No designer thinks in one file type.
Every designer has a dozen tabs open. PEGS holds the whole project including images, video, 3D, PDFs, URLs, and text natively. No workarounds.
Open the tabs on any designer's laptop an hour into a project. There's a Figma file. A Pinterest board. A folder of reference photos. A PDF the client sent that has one useful page buried on page 34. A YouTube link to a commercial that nails the mood. A 3D render somebody on the team kicked over in Slack. A single Google Slides Doc with 15 different briefs in a row. A Dropbox link that expired.
That's the project. All of it. Not one of those things is optional, and not one of those things lives in the same place as the others.
So what does the designer do? They screenshot, export, drag stills out of videos. They flatten PDFs into JPGs. They paste links into a doc that nobody will open or a sticky note only they can access. They build a Frankenstein's-monster in whatever tool happens to be open, and they spend more time transcoding their assets into different formats than they spend thinking about the project itself.

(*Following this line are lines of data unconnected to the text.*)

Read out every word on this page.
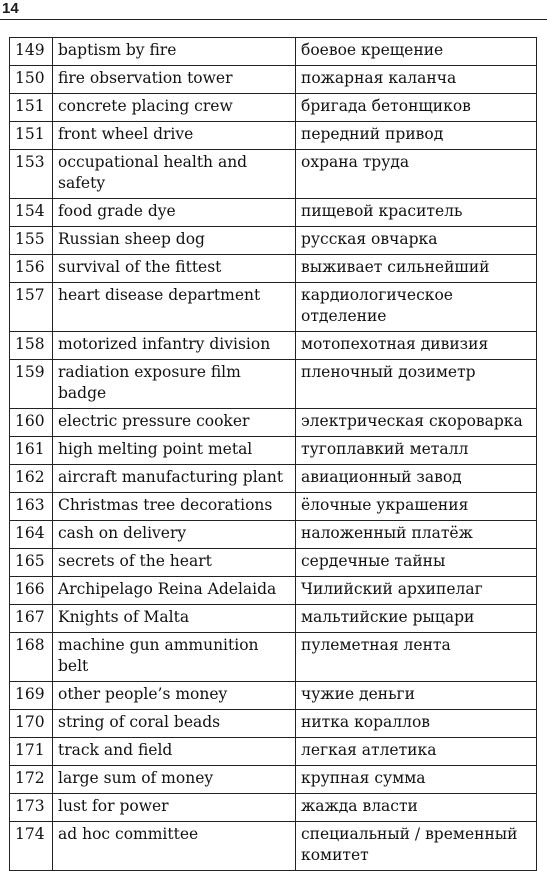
14
149	baptism by fire	боевое крещение
150	fire observation tower	пожарная каланча
151	concrete placing crew	бригада бетонщиков
151	front wheel drive	передний привод
153	occupational health and safety	охрана труда
154	food grade dye	пищевой краситель
155	Russian sheep dog	русская овчарка
156	survival of the fittest	выживает сильнейший
157	heart disease department	кардиологическое отделение
158	motorized infantry division	мотопехотная дивизия
159	radiation exposure film badge	пленочный дозиметр
160	electric pressure cooker	электрическая скороварка
161	high melting point metal	тугоплавкий металл
162	aircraft manufacturing plant	авиационный завод
163	Christmas tree decorations	ёлочные украшения
164	cash on delivery	наложенный платёж
165	secrets of the heart	сердечные тайны
166	Archipelago Reina Adelaida	Чилийский архипелаг
167	Knights of Malta	мальтийские рыцари
168	machine gun ammunition belt	пулеметная лента
169	other people’s money	чужие деньги
170	string of coral beads	нитка кораллов
171	track and field	легкая атлетика
172	large sum of money	крупная сумма
173	lust for power	жажда власти
174	ad hoc committee	специальный / временный комитет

We kept watching this happen to ourselves, to friends, to the teams we respect and the pattern got harder to ignore. Every tool on the market has picked a lane. Figma is for UI. Miro is for whiteboards. Frame.io is for video. Notion is for text. Each of them is excellent at the one thing. Each of them treats everything else like a second-rate asset.
But design doesn't work in lanes. A product pitch holds renders, reference photos, competitor screenshots, a video walkthrough, and a spec PDF and it holds them at the same time, because the argument only makes sense when they're next to each other. Treating all assets as a primary asset (why Google Drive is so useful) is the only way to embrace the chaotic workflow of creatives.

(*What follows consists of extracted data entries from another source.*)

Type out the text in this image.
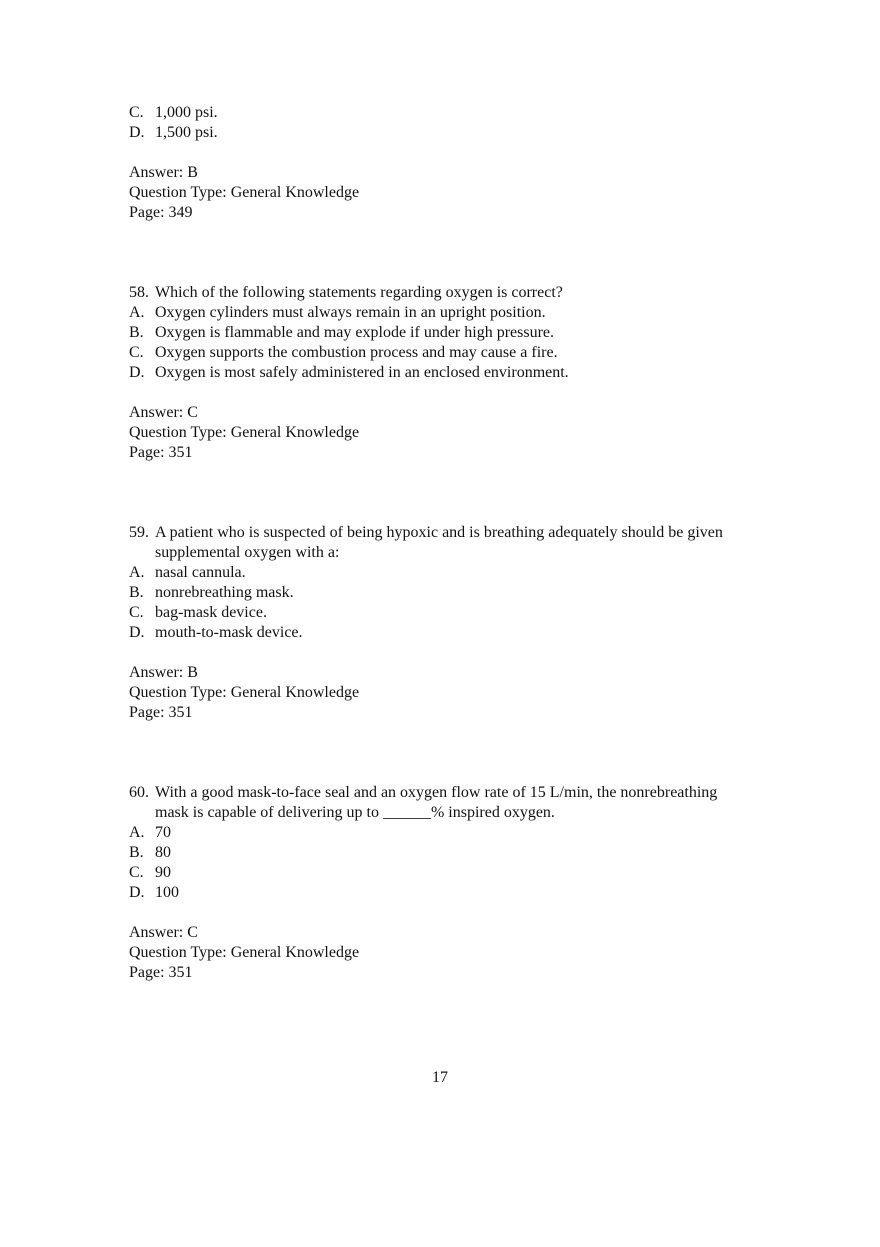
C. 1,000 psi.
D. 1,500 psi.
Answer: B
Question Type: General Knowledge
Page: 349
58. Which of the following statements regarding oxygen is correct?
A. Oxygen cylinders must always remain in an upright position.
B. Oxygen is flammable and may explode if under high pressure.
C. Oxygen supports the combustion process and may cause a fire.
D. Oxygen is most safely administered in an enclosed environment.
Answer: C
Question Type: General Knowledge
Page: 351
59. A patient who is suspected of being hypoxic and is breathing adequately should be given supplemental oxygen with a:
A. nasal cannula.
B. nonrebreathing mask.
C. bag-mask device.
D. mouth-to-mask device.
Answer: B
Question Type: General Knowledge
Page: 351
60. With a good mask-to-face seal and an oxygen flow rate of 15 L/min, the nonrebreathing mask is capable of delivering up to ______% inspired oxygen.
A. 70
B. 80
C. 90
D. 100
Answer: C
Question Type: General Knowledge
Page: 351
17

PEGS started from a simple tenant. The board had to hold whatever the project held. Images, video, 3D, PDFs, URLs, rich text all natively, in full fidelity, at full scale. Not as thumbnails. Not as embeds that break. Not as "preview only." As the actual thing.

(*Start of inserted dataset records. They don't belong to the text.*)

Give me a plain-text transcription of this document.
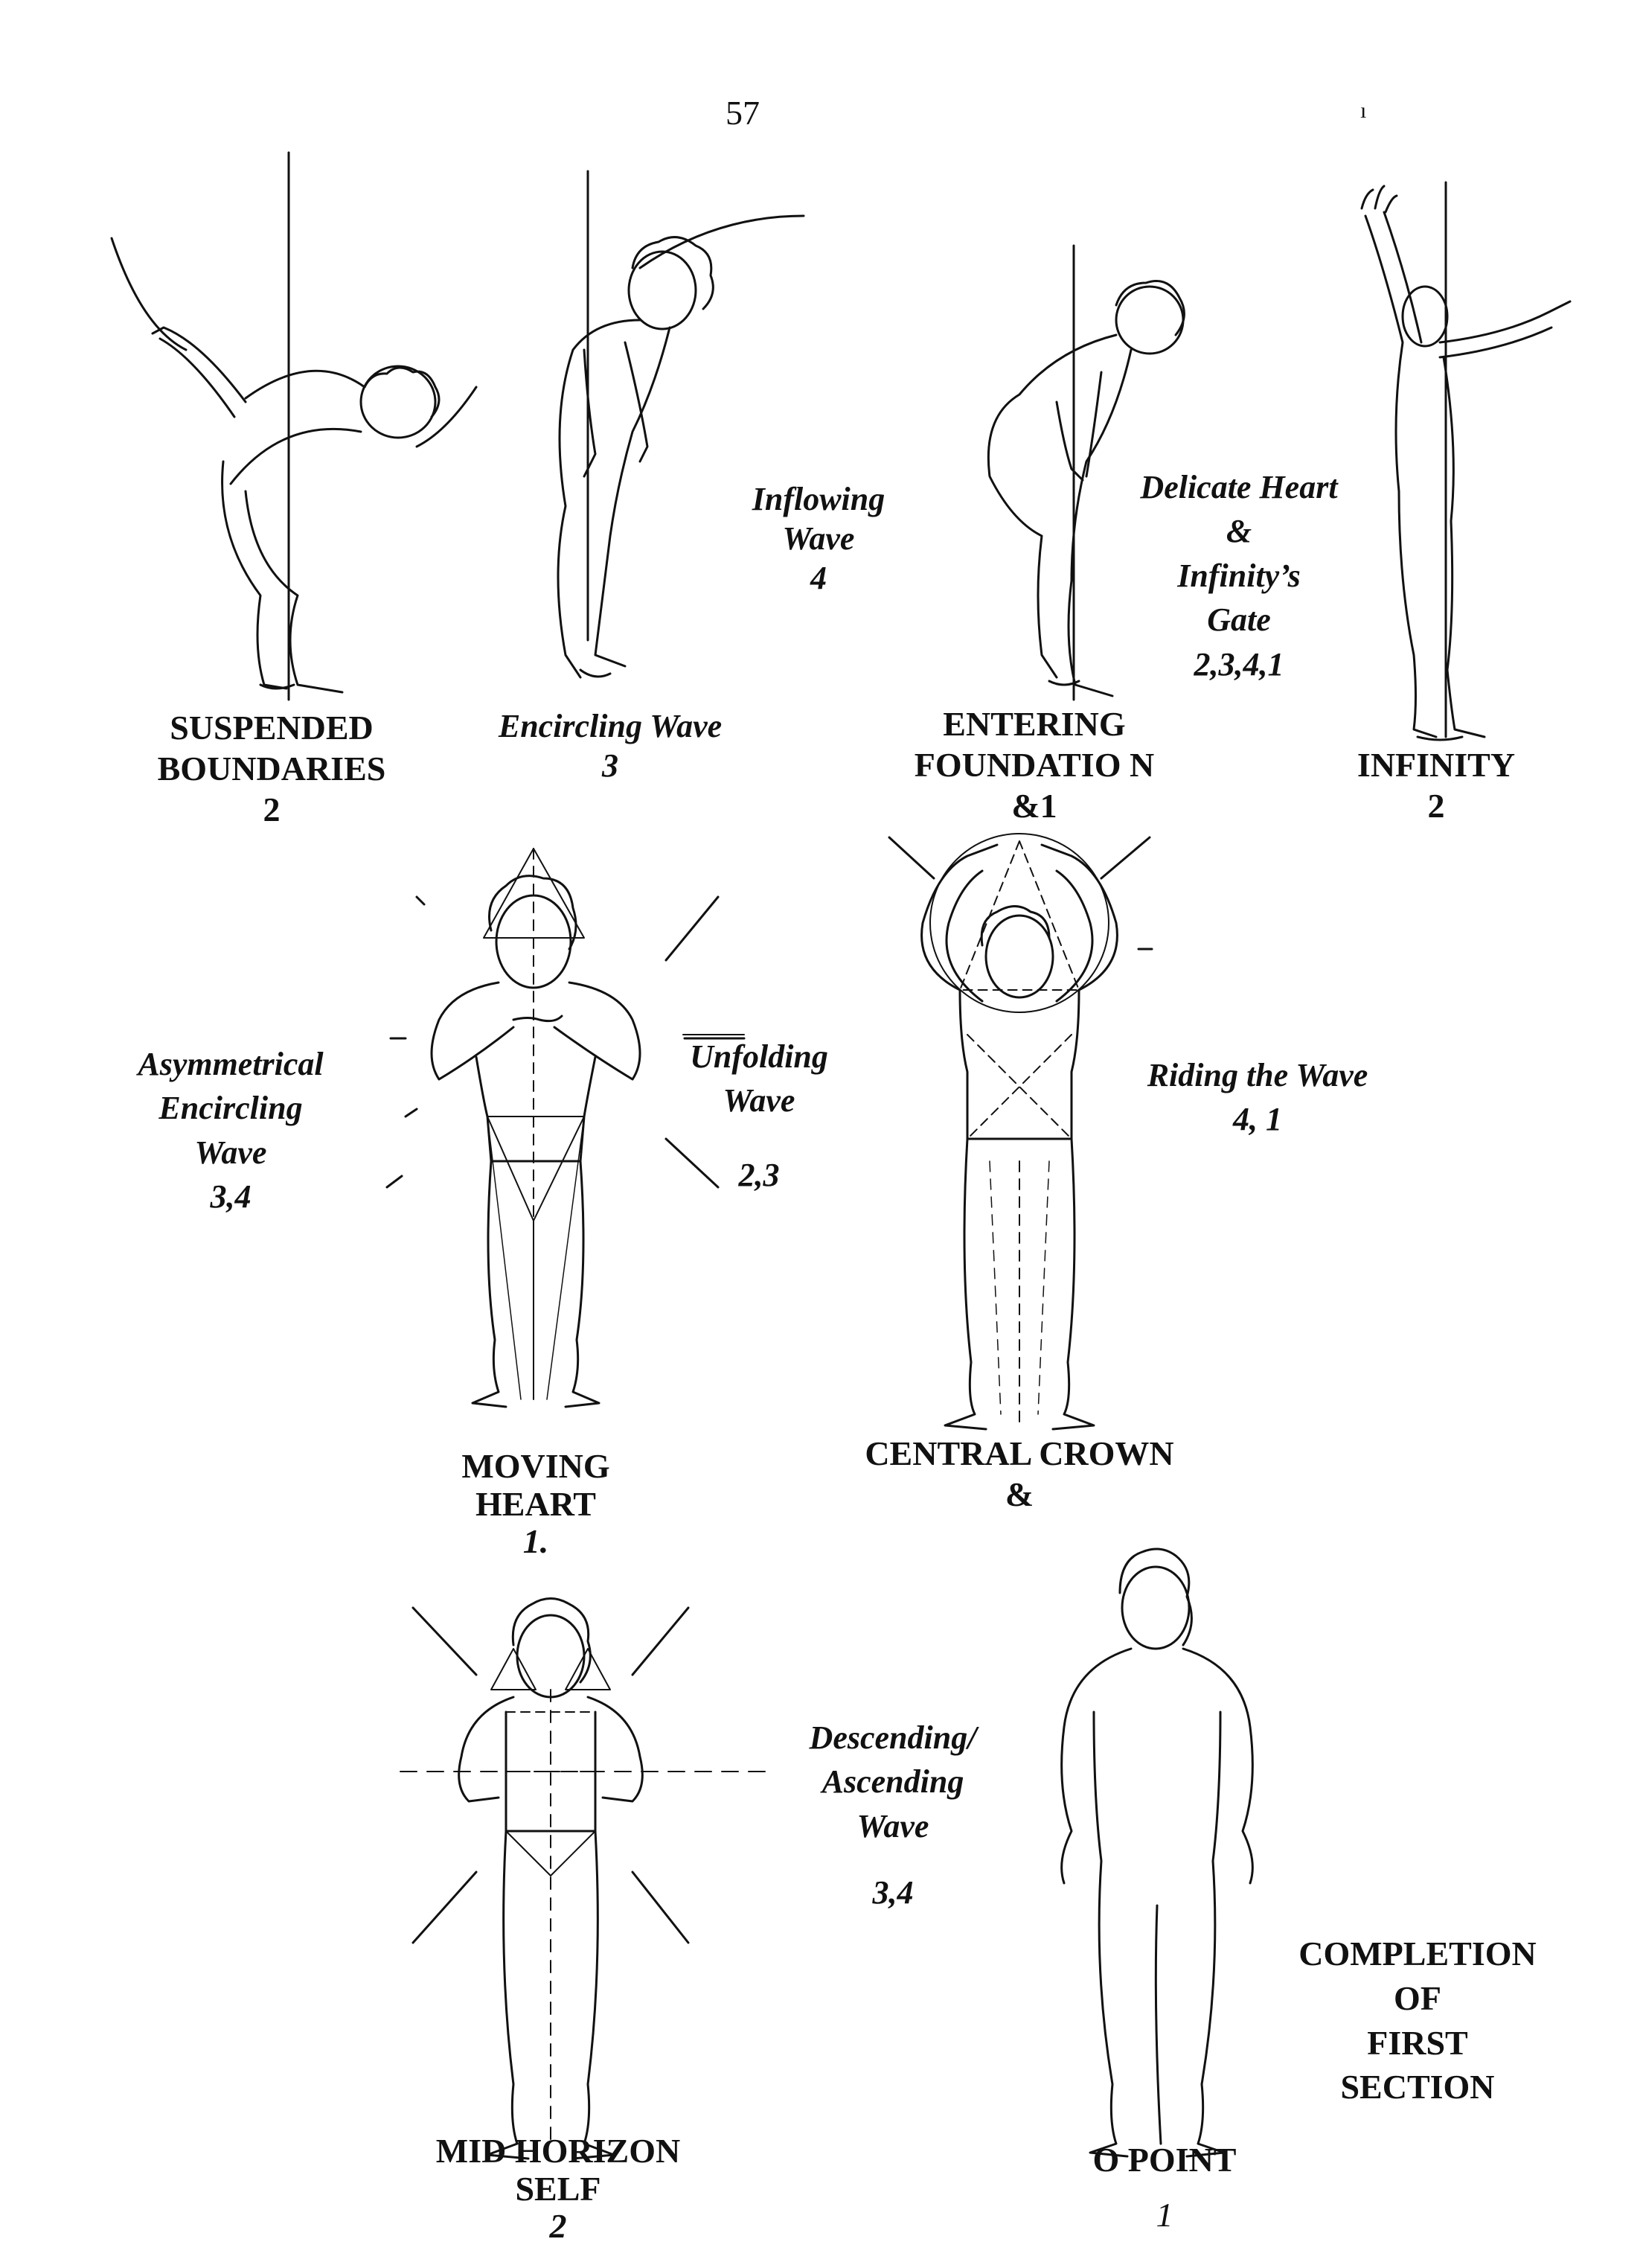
57	ı
SUSPENDED
BOUNDARIES
2
Encircling Wave
3
Inflowing
Wave
4
ENTERING
FOUNDATIO N
&1
Delicate Heart
&
Infinity’s
Gate
2,3,4,1
INFINITY
2
Asymmetrical
Encircling
Wave
3,4
Unfolding
Wave
2,3
Riding the Wave
4, 1
MOVING
HEART
1.
CENTRAL CROWN
&
Descending/
Ascending
Wave
3,4
COMPLETION
OF
FIRST
SECTION
MID HORIZON
SELF
2
O POINT
1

Because the moment you make a designer transcode their inputs to fit your tool, you've already lost the thread. The screenshot of the video isn't the video. The flattened PDF isn't the PDF. The Pinterest link copied into a text box isn't the reference. Every translation step is a small lie, and design is a discipline where the small lies greatly impact the end result.
That's the bar. That's the product.
A designer doesn't think in one file type. Their tools shouldn't ask them to.